L'élection de Trump provoque un certain électrochoc : on peut à présent réfléchir à davantage de protectionnisme. En France, nous avons des chercheurs, nous devons rattraper notre retard en matière de robotisation, et nous devons nous mettre en capacité de produire de nouveau en France, avec plus de volume. Nous avons au sein de nos territoires de véritables pépites qui démontrent que nous pouvons redevenir très compétitifs. Par exemple, je pense au groupe spécialisé en aérostructure ACI. Il faut se rappeler qu'un emploi dans l'industrie crée trois autres emplois. Nous devons rassembler tout le monde sur cette question de l'industrialisation. Ce type d'initiatives mérite d'être soutenu par l'État. Il faut construire des projets sur des volumes, pour créer des économies d'échelle et regagner en compétitivité. L'envie est là, dans les territoires. Il ne manque que le signal politique.
Quel lien établissez-vous entre industrie et service ?
Ils sont totalement liés. Un emploi industriel génère en moyenne trois emplois directs dans les services. C'est une chaîne. L'industrie est la colonne vertébrale de notre économie. Il faut une volonté transpartisane pour porter ce sujet.

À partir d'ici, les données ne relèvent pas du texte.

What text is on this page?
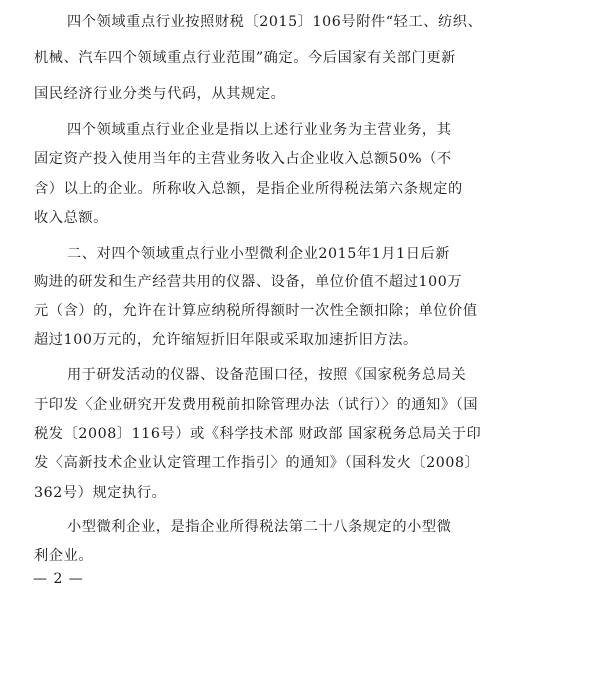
四个领域重点行业按照财税〔2015〕106号附件“轻工、纺织、
机械、汽车四个领域重点行业范围”确定。今后国家有关部门更新
国民经济行业分类与代码，从其规定。
四个领域重点行业企业是指以上述行业业务为主营业务，其
固定资产投入使用当年的主营业务收入占企业收入总额50%（不
含）以上的企业。所称收入总额，是指企业所得税法第六条规定的
收入总额。
二、对四个领域重点行业小型微利企业2015年1月1日后新
购进的研发和生产经营共用的仪器、设备，单位价值不超过100万
元（含）的，允许在计算应纳税所得额时一次性全额扣除；单位价值
超过100万元的，允许缩短折旧年限或采取加速折旧方法。
用于研发活动的仪器、设备范围口径，按照《国家税务总局关
于印发〈企业研究开发费用税前扣除管理办法（试行）〉的通知》（国
税发〔2008〕116号）或《科学技术部 财政部 国家税务总局关于印
发〈高新技术企业认定管理工作指引〉的通知》（国科发火〔2008〕
362号）规定执行。
小型微利企业，是指企业所得税法第二十八条规定的小型微
利企业。
— 2 —
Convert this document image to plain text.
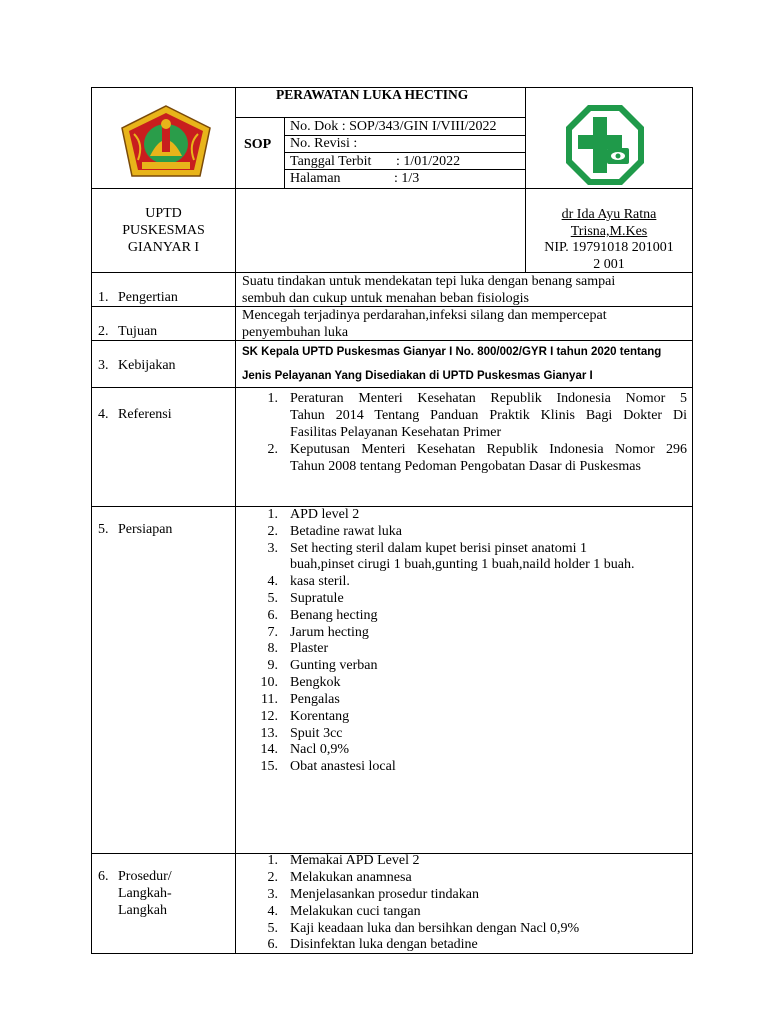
PERAWATAN LUKA HECTING
SOP
No. Dok : SOP/343/GIN I/VIII/2022
No. Revisi :
Tanggal Terbit : 1/01/2022
Halaman	: 1/3
UPTD
PUSKESMAS
GIANYAR I
dr Ida Ayu Ratna
Trisna,M.Kes
NIP. 19791018 201001
2 001
1. Pengertian
Suatu tindakan untuk mendekatan tepi luka dengan benang sampai
sembuh dan cukup untuk menahan beban fisiologis
2. Tujuan
Mencegah terjadinya perdarahan,infeksi silang dan mempercepat
penyembuhan luka
3. Kebijakan
SK Kepala UPTD Puskesmas Gianyar I No. 800/002/GYR I tahun 2020 tentang
Jenis Pelayanan Yang Disediakan di UPTD Puskesmas Gianyar I
4. Referensi
1. Peraturan Menteri Kesehatan Republik Indonesia Nomor 5
Tahun 2014 Tentang Panduan Praktik Klinis Bagi Dokter Di
Fasilitas Pelayanan Kesehatan Primer
2. Keputusan Menteri Kesehatan Republik Indonesia Nomor 296
Tahun 2008 tentang Pedoman Pengobatan Dasar di Puskesmas
5. Persiapan
1. APD level 2
2. Betadine rawat luka
3. Set hecting steril dalam kupet berisi pinset anatomi 1
buah,pinset cirugi 1 buah,gunting 1 buah,naild holder 1 buah.
4. kasa steril.
5. Supratule
6. Benang hecting
7. Jarum hecting
8. Plaster
9. Gunting verban
10. Bengkok
11. Pengalas
12. Korentang
13. Spuit 3cc
14. Nacl 0,9%
15. Obat anastesi local
6. Prosedur/
Langkah-
Langkah
1. Memakai APD Level 2
2. Melakukan anamnesa
3. Menjelasankan prosedur tindakan
4. Melakukan cuci tangan
5. Kaji keadaan luka dan bersihkan dengan Nacl 0,9%
6. Disinfektan luka dengan betadine
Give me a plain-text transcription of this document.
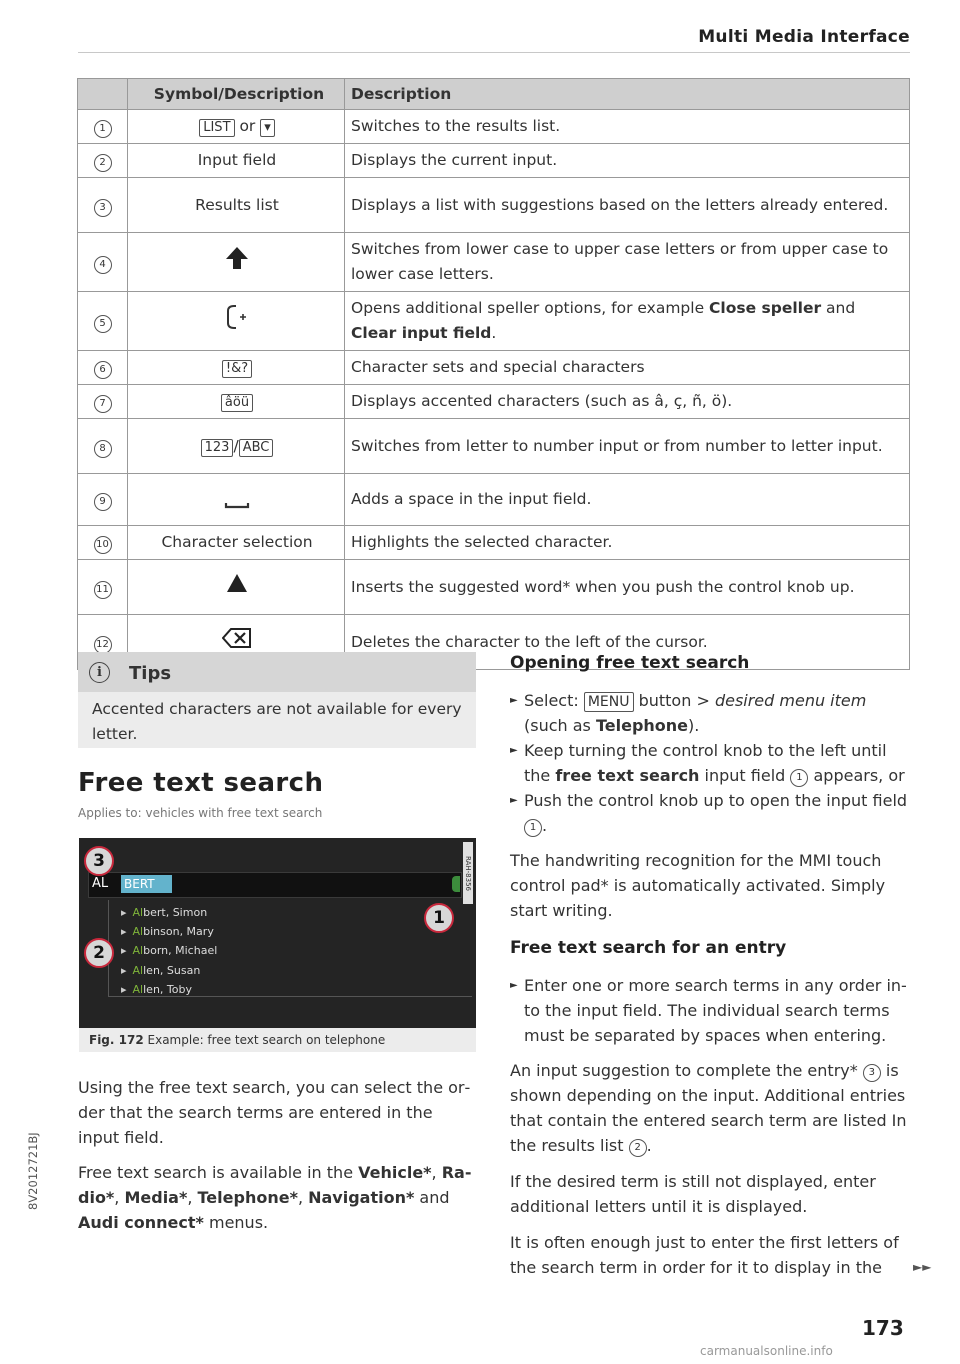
Multi Media Interface
	Symbol/Description	Description
1	LIST or ▾	Switches to the results list.
2	Input field	Displays the current input.
3	Results list	Displays a list with suggestions based on the letters already entered.
4		Switches from lower case to upper case letters or from upper case to lower case letters.
5		Opens additional speller options, for example Close speller and Clear input field.
6	!&?	Character sets and special characters
7	âöü	Displays accented characters (such as â, ç, ñ, ö).
8	123 / ABC	Switches from letter to number input or from number to letter input.
9		Adds a space in the input field.
10	Character selection	Highlights the selected character.
11		Inserts the suggested word* when you push the control knob up.
12		Deletes the character to the left of the cursor.
i	Tips
Accented characters are not available for every letter.
Free text search
Applies to: vehicles with free text search
AL BERT
▸ Albert, Simon
▸ Albinson, Mary
▸ Alborn, Michael
▸ Allen, Susan
▸ Allen, Toby
RAH-8356
1
2
3
Fig. 172 Example: free text search on telephone
Using the free text search, you can select the order that the search terms are entered in the input field.
Free text search is available in the Vehicle*, Radio*, Media*, Telephone*, Navigation* and Audi connect* menus.
Opening free text search
► Select: MENU button > desired menu item (such as Telephone).
► Keep turning the control knob to the left until the free text search input field 1 appears, or
► Push the control knob up to open the input field 1 .
The handwriting recognition for the MMI touch control pad* is automatically activated. Simply start writing.
Free text search for an entry
► Enter one or more search terms in any order into the input field. The individual search terms must be separated by spaces when entering.
An input suggestion to complete the entry* 3 is shown depending on the input. Additional entries that contain the entered search term are listed In the results list 2 .
If the desired term is still not displayed, enter additional letters until it is displayed.
It is often enough just to enter the first letters of the search term in order for it to display in the	►►
173
8V2012721BJ
carmanualsonline.info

C'est un enjeu de souveraineté, mais aussi de cohésion sociale. Relancer l'industrie, c'est faire renaître l'ascenseur social, donner de nouveaux débouchés, redonner sa valeur au travail. On parle souvent du burn-out dans les services : on le retrouve beaucoup moins dans l'industrie.
Dans les conditions actuelles, peut-on croire à une vraie réindustrialisation de la France ?
Oui, mais à condition de s'en donner les moyens. Nous devons sortir du déni, reconnaître que le dumping chinois et le protectionnisme américain nous mettent en difficulté. Il faut repenser nos stratégies, nos formations, notre vision de la compétitivité. La réindustrialisation devra être décarbonée, bien sûr, mais elle devra aussi être économiquement viable. Nous avons une formidable carte à jouer, si nous savons faire les bons choix.